Doctor, doctor, give me the news

Although Saulcy and Gustafson plan to be in school together for four more years in Rockford, their career paths will diverge as they explore different medical fields.

“The general story for people going into medicine is that we want to help people,” said Gustafson, who is from Kewanee, Ill. “I’ve done that type of work in my community through Kiwanis and with my parents, and I wanted to translate that into ‘How can I help people as a career?’ I love children, and I’ve done some shadowing in pediatrics. Of course, you never know for sure what you’re going to do until your rotations.”

“I love emergency medicine,” said Saulcy, who is from Bloomington, Ill. “It’s really fast-paced, and you never know what’s coming through the doors. I think endocrinology is also possible, especially because of all the research I’ve done here at Monmouth involving the structure and function of insulin.”

That research opened travel opportunities for Saulcy, who has presented her findings at a pair of national conferences. She will present at her third conference March 30-April 4 in Orlando, Fla.

In addition to taking several science classes together during their junior and senior years, Gustafson and Saulcy participated in the College’s prestigious eight-week Doc Kieft Summer Research Program in 2017.

“When I was looking at colleges, I didn’t think that research was that important,” said Saulcy. “But now that I’ve done it, and also through my work as a Scot Ambassador, I’m able to talk about all the research opportunities we have here at Monmouth. Those opportunities really help you stand out in interviews.”

Life skills in athletics

Gustafson and Saulcy were also both athletes at Monmouth. Gustafson was a starting hitter on the Fighting Scots volleyball squad, while Saulcy is a distance runner, competing on the cross country and track teams.

As a senior, Gustafson led the Scots by recording 210 of her 479 career kills. It qualified as a “comeback” season, as she missed her junior campaign due to a torn ACL during preseason practice.

“Having that experience helped me make it into med school,” said Gustafson. “In the application process, having that leadership experience that you get in sports really makes you stand out from the others. Everyone’s a science major, everyone’s taken the MCAT (Medical College Admission Test). But being an athlete shows you can really be committed to something and be disciplined. It shows that you’re not just a machine.”

Saulcy was also sidelined, losing time because of a stress fracture and a concussion, the latter sustained at an indoor track meet.

“There was a collision, and I got the short end of the stick. It made it hard to keep up with being the ‘student’ part of student-athlete, let alone the ‘athlete’ part. I could only focus on homework for 10 minutes at a time.”

Saulcy recovered from the setbacks to score twice for the Scots at the conference cross country meet.

“Being an athlete really teaches you time management,” she said. “And I formed such great friendships with my teammates.
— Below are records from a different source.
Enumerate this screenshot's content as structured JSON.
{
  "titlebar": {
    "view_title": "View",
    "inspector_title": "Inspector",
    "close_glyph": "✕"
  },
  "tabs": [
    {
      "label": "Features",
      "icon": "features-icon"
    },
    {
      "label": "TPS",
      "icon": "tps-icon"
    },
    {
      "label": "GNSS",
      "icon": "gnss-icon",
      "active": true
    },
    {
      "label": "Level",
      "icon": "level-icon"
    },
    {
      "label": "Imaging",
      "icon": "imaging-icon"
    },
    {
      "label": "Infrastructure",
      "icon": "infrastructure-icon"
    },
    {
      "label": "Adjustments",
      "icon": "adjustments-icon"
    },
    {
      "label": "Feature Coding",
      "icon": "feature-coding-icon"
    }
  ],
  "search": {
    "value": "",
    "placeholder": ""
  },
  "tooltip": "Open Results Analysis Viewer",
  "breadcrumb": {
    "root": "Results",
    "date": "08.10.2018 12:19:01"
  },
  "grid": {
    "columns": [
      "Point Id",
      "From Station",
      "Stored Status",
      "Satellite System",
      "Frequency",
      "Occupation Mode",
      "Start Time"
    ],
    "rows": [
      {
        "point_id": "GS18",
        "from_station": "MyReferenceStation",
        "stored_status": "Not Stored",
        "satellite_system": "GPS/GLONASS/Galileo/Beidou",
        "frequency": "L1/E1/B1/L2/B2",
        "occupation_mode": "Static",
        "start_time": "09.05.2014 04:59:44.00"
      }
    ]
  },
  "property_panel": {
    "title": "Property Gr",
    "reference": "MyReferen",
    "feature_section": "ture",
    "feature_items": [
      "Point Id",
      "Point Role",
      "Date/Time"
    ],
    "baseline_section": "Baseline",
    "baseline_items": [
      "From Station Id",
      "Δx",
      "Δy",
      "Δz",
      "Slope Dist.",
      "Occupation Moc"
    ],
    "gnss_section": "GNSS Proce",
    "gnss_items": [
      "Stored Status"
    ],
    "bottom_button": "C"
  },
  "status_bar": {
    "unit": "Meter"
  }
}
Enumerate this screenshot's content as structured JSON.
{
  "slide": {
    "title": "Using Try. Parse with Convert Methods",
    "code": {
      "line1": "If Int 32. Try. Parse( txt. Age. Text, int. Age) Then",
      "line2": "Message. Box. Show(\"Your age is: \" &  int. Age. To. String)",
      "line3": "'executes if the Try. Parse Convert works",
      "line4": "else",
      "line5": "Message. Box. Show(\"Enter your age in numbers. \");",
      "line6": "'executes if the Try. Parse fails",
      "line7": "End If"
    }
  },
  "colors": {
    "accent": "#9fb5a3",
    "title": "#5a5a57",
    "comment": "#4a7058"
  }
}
Those friendships are what kept me going through the really tough times.”

A well-rounded education

Saulcy and Gustafson also participated in memorable study-abroad opportunities at Monmouth. Gustafson took a winter break trip to Ecuador her sophomore year, led by anthropology and educational studies faculty.
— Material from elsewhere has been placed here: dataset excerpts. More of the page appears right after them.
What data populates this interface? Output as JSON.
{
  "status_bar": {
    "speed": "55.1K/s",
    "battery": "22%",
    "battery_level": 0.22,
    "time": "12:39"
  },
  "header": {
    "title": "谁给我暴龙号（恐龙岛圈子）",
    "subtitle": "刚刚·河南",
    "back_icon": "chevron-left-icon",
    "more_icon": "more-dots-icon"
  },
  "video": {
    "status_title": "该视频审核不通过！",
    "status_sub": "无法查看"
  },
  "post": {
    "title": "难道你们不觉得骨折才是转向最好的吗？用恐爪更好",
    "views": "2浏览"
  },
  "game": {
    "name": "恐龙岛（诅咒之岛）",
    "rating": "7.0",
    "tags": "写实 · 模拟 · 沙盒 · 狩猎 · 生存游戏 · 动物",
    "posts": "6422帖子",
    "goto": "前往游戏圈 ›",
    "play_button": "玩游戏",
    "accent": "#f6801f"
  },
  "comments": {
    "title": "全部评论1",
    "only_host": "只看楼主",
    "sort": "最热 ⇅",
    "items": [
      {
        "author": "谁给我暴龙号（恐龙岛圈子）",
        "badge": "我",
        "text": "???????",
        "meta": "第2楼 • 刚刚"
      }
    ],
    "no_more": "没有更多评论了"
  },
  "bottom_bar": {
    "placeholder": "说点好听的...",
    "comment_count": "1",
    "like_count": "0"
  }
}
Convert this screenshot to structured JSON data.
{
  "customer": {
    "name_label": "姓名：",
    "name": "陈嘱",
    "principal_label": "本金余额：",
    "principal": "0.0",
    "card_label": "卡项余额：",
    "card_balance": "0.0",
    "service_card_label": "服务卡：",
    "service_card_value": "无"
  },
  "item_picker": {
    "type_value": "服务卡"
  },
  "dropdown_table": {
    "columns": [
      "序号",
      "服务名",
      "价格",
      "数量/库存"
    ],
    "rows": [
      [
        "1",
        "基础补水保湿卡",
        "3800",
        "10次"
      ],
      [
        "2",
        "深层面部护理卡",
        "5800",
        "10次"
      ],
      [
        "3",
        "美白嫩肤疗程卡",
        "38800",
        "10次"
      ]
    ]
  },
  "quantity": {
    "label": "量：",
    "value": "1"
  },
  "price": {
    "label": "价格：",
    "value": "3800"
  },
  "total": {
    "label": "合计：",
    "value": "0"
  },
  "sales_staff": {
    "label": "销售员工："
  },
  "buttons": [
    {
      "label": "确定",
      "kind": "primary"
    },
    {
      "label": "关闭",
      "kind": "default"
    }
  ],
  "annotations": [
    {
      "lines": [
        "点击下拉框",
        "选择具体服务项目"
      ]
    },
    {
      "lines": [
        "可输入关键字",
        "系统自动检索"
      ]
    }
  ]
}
“One of the best parts of going to Monmouth is the liberal arts classes you take,” she said. “You get that well-rounded aspect here that a lot of the other med school applicants don’t have.”

Saulcy traveled to Eastern Europe and Guatemala, led by faculty ranging from psychology to business.

“On both trips, we got to experience totally different cultures – completely different socioeconomic backgrounds,” she said. “And we also get to interact every day at Monmouth with people from different backgrounds. To be a good physician, you’ve got to be able to understand different people, and my experiences at Monmouth have set me up for that.”

Except, of course, for the one person Saulcy met at Monmouth who turned out to be remarkably similar.